Gli sviluppi seguiti ai colloqui di pace dello scorso autunno avevano comunque suscitato una certa fiducia nella comunità internazionale, soprattutto per via del convergere sulla soluzione politica di governi che si erano fino ad allora confrontati militarmente in Libia, come Turchia ed Egitto. Il direttore del “think tank” libico Sadeq Institute, Anas El Gomati, prima della conferenza di Berlino aveva però già messo in guardia dal pericolo della mancanza di un meccanismo vincolante per sgomberare i combattenti stranieri e sbloccare il percorso di transizione. Senza di questo, sottolineava Gomati, “non c’è assolutamente modo di evitare un altro conflitto”.

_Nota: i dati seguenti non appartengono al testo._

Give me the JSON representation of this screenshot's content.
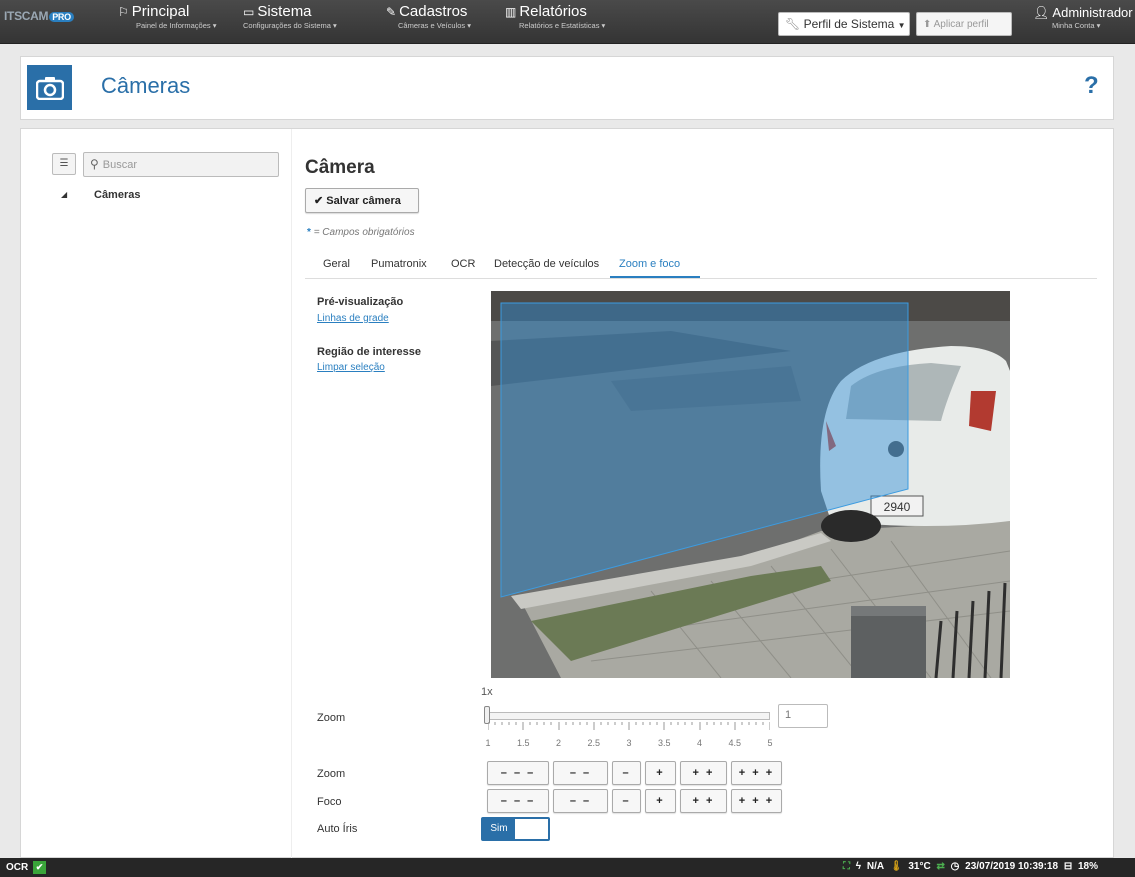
{
  "navbar": {
    "logo_text": "ITSCAM",
    "logo_badge": "PRO",
    "items": [
      {
        "label": "Principal",
        "sub": "Painel de Informações ▾",
        "icon": "flag-icon"
      },
      {
        "label": "Sistema",
        "sub": "Configurações do Sistema ▾",
        "icon": "monitor-icon"
      },
      {
        "label": "Cadastros",
        "sub": "Câmeras e Veículos ▾",
        "icon": "edit-icon"
      },
      {
        "label": "Relatórios",
        "sub": "Relatórios e Estatísticas ▾",
        "icon": "bar-chart-icon"
      }
    ],
    "profile_select": "Perfil de Sistema",
    "apply_button": "Aplicar perfil",
    "account_name": "Administrador",
    "account_sub": "Minha Conta ▾"
  },
  "header": {
    "title": "Câmeras",
    "help": "?"
  },
  "sidebar": {
    "search_placeholder": "Buscar",
    "tree_root": "Câmeras"
  },
  "main": {
    "title": "Câmera",
    "save_label": "Salvar câmera",
    "required_star": "*",
    "required_note": "= Campos obrigatórios",
    "tabs": [
      {
        "label": "Geral",
        "active": false
      },
      {
        "label": "Pumatronix",
        "active": false
      },
      {
        "label": "OCR",
        "active": false
      },
      {
        "label": "Detecção de veículos",
        "active": false
      },
      {
        "label": "Zoom e foco",
        "active": true
      }
    ],
    "preview_label": "Pré-visualização",
    "grid_link": "Linhas de grade",
    "roi_label": "Região de interesse",
    "clear_link": "Limpar seleção",
    "plate_text": "2940",
    "zoom_display": "1x",
    "zoom_label": "Zoom",
    "zoom_value": 1,
    "zoom_input": "1",
    "zoom_ticks": [
      "1",
      "1.5",
      "2",
      "2.5",
      "3",
      "3.5",
      "4",
      "4.5",
      "5"
    ],
    "zoom_row_label": "Zoom",
    "focus_row_label": "Foco",
    "step_buttons": [
      "– – –",
      "– –",
      "–",
      "+",
      "+ +",
      "+ + +"
    ],
    "auto_iris_label": "Auto Íris",
    "auto_iris_value": "Sim"
  },
  "statusbar": {
    "left_label": "OCR",
    "na": "N/A",
    "temp": "31°C",
    "datetime": "23/07/2019 10:39:18",
    "disk": "18%"
  }
}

Quella che Alberto Negri su Il Manifesto ha definito “l’apoteosi dell’ipocrisia occidentale e orientale” rischia così di prolungare l’agonia della Libia, causata peraltro proprio dalla finta rivoluzione del 2011 orchestrata da Washington, Parigi e Londra. Con l’impegno per la pace e l’unità che resta per il momento solo sulla carta, la situazione sul terreno potrebbe tornare a esplodere in qualsiasi momento.

A conferma di ciò, in concomitanza con il summit di Berlino, il generale Haftar è tornato a muoversi. Nel sud del paese ha mobilitato le forze ai suoi ordini per cercare di prendere il controllo di alcuni importanti giacimenti petroliferi e di gas naturale, chiudendo poi il valico di frontiera di Asin con l’Algeria. La mossa di Haftar, ha spiegato alla testata on-line Asia Times l’esperta di Libia Alia Brahimi, “serve a ricordare che [il generale] non uscirà di scena in silenzio” e che “non si farà escludere da qualsiasi accordo” dovesse essere raggiunto per il futuro della Libia.